The only reason I could see any of it is that the measurement lived somewhere the channel could not write to. Shadow mode against real prices is the external observer. Pull that out and you are left grading the channel on the channel's own receipts, which is no measurement at all.

Why I moved on

In May 2026 I deprecated Telegram as a source and pivoted to bot-footprint signals: liquidation cascades, open-interest surges, funding divergence, on-chain whale tape.

The intuition is to stop following what channels say and start following what large traders actually do, as revealed by their market footprint. A footprint is a consequence the actor cannot author. A win-rate screenshot is a record the actor authors completely.

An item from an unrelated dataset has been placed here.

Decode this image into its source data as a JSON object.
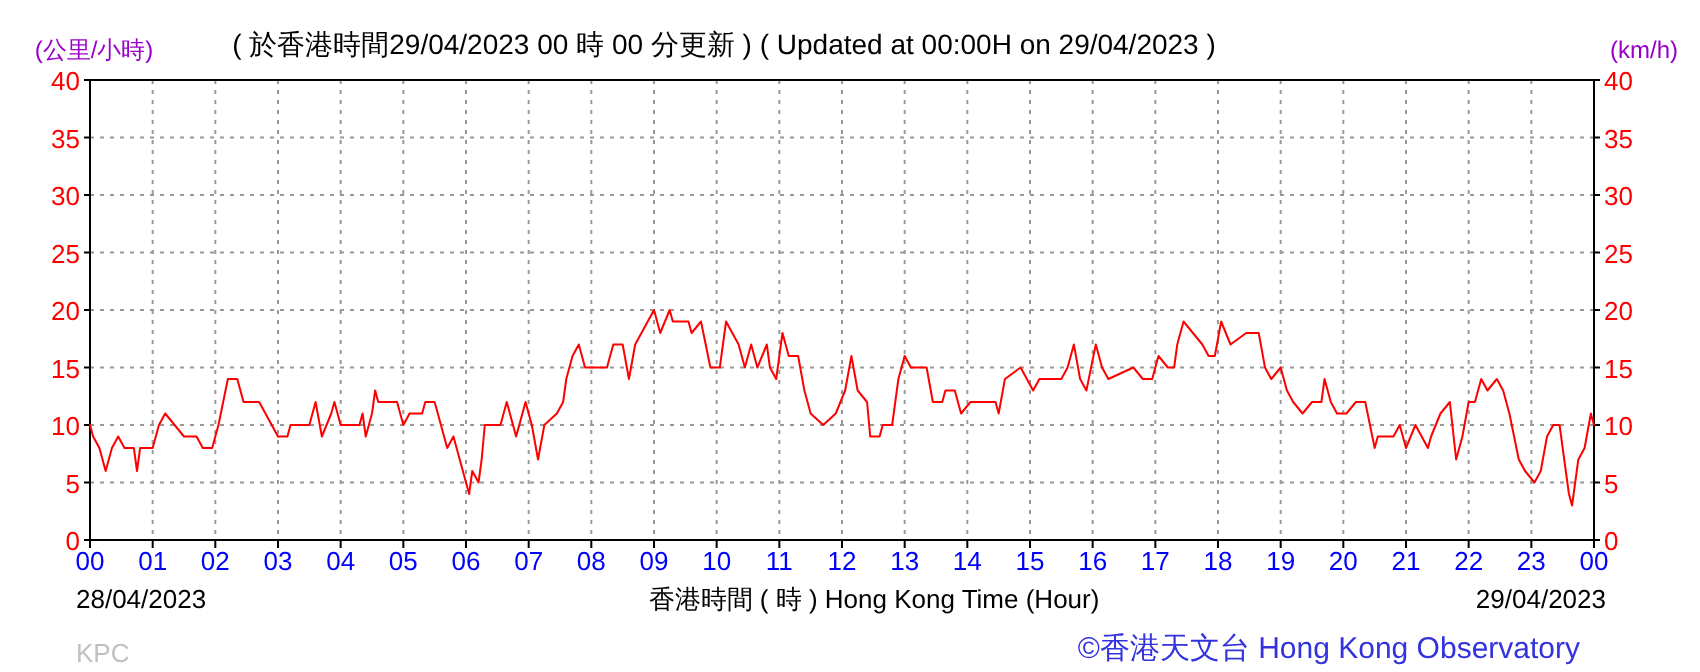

The 97 percent staleness rate is empirical evidence that by the time a broadcast reaches you, the information is usually already priced in.

The honest claim

I did not prove the channels lie. I proved that the record I was allowed to check was incomplete in exactly the direction that makes the source look safer than it is. The advertised win rate is real, in the same way a green screenshot is real. It is a true record of the moments someone chose to write down.

The outcome is what happens after the last update, and that is the part nobody posts.

If you publish the win rate, you do not get to be the audit of it.